= Eyring equation =

Chemical kinetics equation

The Eyring equation (occasionally also known as Eyring–Polanyi equation) is an equation used in chemical kinetics to describe changes in the rate of a chemical reaction against temperature. It was developed almost simultaneously in 1935 by Henry Eyring, Meredith Gwynne Evans and Michael Polanyi. The equation follows from the transition state theory, also known as activated-complex theory. If one assumes a constant enthalpy of activation and constant entropy of activation, the Eyring equation is similar to the Arrhenius equation, despite the Arrhenius equation being phenomenological and the Eyring equation based on statistical mechanical justification.

== General form ==
The general form of the Eyring–Polanyi equation somewhat resembles the Arrhenius equation:
$$\ k = \frac{\kappa k_\mathrm{B}T}{h} e^{-\frac{\Delta G^\ddagger }{RT}}$$
where $k$ is the rate constant, $\Delta G^\ddagger$ is the Gibbs energy of activation, $\kappa$ is the transmission coefficient, $k_\mathrm{B}$ is the Boltzmann constant, $T$ is the absolute temperature (Kelvin), and $h$ is the Planck constant.

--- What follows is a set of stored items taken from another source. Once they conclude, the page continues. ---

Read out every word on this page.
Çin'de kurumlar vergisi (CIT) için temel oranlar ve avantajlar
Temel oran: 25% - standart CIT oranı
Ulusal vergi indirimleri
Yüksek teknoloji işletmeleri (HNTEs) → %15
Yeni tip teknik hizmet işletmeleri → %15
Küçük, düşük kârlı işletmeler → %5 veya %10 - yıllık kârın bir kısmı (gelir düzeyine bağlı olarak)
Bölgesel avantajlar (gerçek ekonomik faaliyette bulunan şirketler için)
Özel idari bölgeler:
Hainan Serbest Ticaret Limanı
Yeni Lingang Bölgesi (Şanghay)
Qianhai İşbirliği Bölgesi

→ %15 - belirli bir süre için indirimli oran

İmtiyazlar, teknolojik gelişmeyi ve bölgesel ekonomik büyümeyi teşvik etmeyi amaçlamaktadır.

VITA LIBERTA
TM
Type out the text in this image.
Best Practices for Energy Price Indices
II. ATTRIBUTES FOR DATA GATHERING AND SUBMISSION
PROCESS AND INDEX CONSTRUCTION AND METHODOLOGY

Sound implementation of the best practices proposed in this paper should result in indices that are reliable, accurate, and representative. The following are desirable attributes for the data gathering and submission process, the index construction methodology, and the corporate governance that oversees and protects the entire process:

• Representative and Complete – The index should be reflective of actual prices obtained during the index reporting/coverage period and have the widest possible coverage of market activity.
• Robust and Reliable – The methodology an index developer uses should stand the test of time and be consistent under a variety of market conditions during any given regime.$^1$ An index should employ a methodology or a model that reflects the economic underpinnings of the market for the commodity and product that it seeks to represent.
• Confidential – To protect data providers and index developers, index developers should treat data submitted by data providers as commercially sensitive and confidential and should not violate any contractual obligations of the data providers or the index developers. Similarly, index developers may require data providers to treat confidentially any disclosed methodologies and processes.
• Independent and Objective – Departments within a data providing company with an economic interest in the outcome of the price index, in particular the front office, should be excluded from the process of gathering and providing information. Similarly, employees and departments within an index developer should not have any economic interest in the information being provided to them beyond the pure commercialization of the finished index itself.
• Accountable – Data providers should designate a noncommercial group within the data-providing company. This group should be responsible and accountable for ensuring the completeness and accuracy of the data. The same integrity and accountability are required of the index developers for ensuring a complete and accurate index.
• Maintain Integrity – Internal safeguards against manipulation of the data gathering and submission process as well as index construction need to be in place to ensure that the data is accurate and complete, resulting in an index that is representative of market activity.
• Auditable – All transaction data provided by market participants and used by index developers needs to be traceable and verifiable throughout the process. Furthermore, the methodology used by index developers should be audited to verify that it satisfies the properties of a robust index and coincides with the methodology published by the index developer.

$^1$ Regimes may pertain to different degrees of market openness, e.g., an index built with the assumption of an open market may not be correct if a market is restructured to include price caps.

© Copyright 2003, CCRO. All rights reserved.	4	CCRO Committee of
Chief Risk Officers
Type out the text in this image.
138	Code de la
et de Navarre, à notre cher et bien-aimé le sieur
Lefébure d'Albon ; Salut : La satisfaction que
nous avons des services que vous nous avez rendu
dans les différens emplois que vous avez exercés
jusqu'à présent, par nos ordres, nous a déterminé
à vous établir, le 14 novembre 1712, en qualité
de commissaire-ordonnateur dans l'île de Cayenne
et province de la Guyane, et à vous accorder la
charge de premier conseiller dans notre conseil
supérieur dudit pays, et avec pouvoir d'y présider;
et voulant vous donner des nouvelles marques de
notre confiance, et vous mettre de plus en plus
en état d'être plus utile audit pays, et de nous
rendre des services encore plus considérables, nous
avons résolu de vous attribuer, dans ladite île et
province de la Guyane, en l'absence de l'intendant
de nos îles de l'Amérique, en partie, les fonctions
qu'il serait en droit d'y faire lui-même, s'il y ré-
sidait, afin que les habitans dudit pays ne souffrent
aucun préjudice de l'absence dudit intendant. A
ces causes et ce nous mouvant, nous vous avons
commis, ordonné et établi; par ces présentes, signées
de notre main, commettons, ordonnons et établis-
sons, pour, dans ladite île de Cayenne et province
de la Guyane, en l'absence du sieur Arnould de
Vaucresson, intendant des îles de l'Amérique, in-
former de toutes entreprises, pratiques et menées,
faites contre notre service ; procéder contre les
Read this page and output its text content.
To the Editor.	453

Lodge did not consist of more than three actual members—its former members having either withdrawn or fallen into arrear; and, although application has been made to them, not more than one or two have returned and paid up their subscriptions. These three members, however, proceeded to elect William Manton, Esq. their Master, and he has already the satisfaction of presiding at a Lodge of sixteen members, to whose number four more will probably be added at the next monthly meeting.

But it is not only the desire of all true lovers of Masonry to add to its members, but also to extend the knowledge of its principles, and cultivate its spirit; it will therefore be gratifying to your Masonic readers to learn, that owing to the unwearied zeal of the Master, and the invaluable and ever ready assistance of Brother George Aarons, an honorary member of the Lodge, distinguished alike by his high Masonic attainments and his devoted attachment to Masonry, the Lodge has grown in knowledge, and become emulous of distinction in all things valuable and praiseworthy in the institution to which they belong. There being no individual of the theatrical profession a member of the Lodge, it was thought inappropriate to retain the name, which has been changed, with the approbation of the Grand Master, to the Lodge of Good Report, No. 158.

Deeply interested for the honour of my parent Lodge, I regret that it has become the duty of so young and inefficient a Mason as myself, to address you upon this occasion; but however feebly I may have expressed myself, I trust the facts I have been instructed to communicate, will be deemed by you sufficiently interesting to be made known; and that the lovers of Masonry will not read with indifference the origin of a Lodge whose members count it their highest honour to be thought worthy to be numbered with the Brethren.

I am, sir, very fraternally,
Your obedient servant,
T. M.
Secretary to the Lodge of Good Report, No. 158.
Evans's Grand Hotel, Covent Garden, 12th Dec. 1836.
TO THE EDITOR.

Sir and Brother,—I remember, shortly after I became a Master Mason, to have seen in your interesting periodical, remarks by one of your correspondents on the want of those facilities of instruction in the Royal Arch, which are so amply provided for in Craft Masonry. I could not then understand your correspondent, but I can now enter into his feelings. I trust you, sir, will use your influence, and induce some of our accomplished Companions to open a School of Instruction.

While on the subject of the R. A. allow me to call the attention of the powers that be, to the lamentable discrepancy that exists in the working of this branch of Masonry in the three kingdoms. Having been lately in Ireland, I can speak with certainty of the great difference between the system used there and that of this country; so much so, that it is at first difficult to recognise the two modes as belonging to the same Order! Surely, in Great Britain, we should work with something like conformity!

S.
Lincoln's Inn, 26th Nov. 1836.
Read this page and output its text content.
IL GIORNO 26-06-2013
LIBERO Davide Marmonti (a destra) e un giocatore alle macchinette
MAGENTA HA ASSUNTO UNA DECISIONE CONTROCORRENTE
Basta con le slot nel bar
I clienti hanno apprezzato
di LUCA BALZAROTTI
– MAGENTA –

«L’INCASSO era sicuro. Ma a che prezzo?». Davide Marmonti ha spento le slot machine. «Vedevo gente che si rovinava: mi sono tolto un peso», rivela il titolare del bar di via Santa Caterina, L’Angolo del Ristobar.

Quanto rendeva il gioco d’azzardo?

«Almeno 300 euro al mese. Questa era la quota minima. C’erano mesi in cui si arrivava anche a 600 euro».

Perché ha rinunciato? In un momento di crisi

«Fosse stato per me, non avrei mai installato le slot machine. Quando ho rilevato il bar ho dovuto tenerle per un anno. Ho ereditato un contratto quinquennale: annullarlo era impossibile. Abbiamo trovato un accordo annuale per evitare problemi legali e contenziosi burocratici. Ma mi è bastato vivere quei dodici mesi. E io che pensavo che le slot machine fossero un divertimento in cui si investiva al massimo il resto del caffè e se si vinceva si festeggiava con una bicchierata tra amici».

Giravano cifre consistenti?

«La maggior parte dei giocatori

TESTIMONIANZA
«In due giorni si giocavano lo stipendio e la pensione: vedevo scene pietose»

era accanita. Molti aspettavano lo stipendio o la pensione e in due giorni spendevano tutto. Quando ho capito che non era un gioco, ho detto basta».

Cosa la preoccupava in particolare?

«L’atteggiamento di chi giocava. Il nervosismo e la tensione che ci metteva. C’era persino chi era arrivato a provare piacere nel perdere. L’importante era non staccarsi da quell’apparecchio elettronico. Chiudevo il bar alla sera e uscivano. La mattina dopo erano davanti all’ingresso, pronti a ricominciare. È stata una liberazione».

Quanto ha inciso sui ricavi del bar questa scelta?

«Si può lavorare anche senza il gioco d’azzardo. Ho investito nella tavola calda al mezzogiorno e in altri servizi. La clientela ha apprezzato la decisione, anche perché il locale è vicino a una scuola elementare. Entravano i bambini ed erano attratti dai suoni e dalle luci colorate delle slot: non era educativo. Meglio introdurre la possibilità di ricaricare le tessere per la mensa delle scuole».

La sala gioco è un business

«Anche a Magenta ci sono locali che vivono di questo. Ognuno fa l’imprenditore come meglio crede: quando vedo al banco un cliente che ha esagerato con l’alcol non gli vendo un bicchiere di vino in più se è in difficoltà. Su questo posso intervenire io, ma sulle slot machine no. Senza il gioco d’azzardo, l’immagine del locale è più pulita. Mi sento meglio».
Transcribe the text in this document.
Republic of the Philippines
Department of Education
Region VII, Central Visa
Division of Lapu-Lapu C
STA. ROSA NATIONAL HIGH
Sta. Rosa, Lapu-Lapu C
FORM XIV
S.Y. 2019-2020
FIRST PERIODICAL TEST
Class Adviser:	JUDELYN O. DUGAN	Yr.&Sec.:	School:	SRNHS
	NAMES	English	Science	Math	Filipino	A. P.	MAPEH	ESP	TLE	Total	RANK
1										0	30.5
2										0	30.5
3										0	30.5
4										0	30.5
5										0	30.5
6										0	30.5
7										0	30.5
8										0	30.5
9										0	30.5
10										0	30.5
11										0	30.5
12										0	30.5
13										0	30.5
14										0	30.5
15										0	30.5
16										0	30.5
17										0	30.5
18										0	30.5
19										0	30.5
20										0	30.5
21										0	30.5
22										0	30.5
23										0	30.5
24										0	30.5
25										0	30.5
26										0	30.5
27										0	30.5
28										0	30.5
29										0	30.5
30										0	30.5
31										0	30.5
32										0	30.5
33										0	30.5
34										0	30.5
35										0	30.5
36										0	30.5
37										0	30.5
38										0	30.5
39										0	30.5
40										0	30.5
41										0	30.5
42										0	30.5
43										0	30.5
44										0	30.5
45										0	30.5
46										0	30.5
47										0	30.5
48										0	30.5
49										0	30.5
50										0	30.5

The transmission coefficient $\kappa$ is often assumed to be equal to one as it reflects what fraction of the flux through the transition state proceeds to the product without recrossing the transition state. So, a transmission coefficient equal to one means that the fundamental no-recrossing assumption of transition state theory holds perfectly. However, $\kappa$ is typically not one because (i) the reaction coordinate chosen for the process at hand is usually not perfect and (ii) many barrier-crossing processes are somewhat or even strongly diffusive in nature. For example, the transmission coefficient of methane hopping in a gas hydrate from one site to an adjacent empty site is between 0.25 and 0.5. Typically, reactive flux correlation function (RFCF) simulations are performed in order to explicitly calculate $\kappa$ from the resulting plateau in the RFCF. This approach is also referred to as the Bennett-Chandler approach, which yields a dynamical correction to the standard transition state theory-based rate constant.

It can be rewritten as:
$$k = \frac{\kappa k_\mathrm{B}T}{h} e^{\frac{\Delta S^\ddagger }{R}} e^{-\frac{\Delta H^\ddagger}{RT}}$$

One can put this equation in the following form:
$$\ln \frac{k}{T} = \frac{-\Delta H^\ddagger}{R} \cdot \frac{1}{T} + \ln \frac{\kappa k_\mathrm{B}}{h} + \frac{\Delta S^\ddagger}{R}$$
where:
- $k$ = reaction rate constant
- $T$ = absolute temperature
- $\Delta H^\ddagger$ = enthalpy of activation
- $R$ = gas constant
- $\kappa$ = transmission coefficient
- $k_\mathrm{B}$ = Boltzmann constant = R/N_{A}, N_{A} = Avogadro constant
- $h$ = Planck constant
- $\Delta S^\ddagger$ = entropy of activation

If one assumes constant enthalpy of activation, constant entropy of activation, and constant transmission coefficient, this equation can be used as follows: A certain chemical reaction is performed at different temperatures and the reaction rate is determined. The plot of $\ln(k/T)$ versus $1/T$ gives a straight line with slope $-\Delta H^\ddagger/ R$ from which the enthalpy of activation can be derived and with intercept $\ln(\kappa k_\mathrm{B} / h) + \Delta S^\ddagger/ R$ from which the entropy of activation is derived.

== Accuracy ==
Transition state theory requires a value of the transmission coefficient, called $\kappa$ in that theory. This value is often taken to be unity (i.e., the species passing through the transition state $AB^\ddagger$ always proceed directly to products AB and never revert to reactants A and B). To avoid specifying a value of $\kappa$, the rate constant can be compared to the value of the rate constant at some fixed reference temperature (i.e., $\ k(T)/k(T_{\rm Ref})$) which eliminates the $\kappa$ factor in the resulting expression if one assumes that the transmission coefficient is independent of temperature.

== Error propagation formulas ==
Error propagation formulas for $\Delta H^\ddagger$ and $\Delta S^\ddagger$ have been published.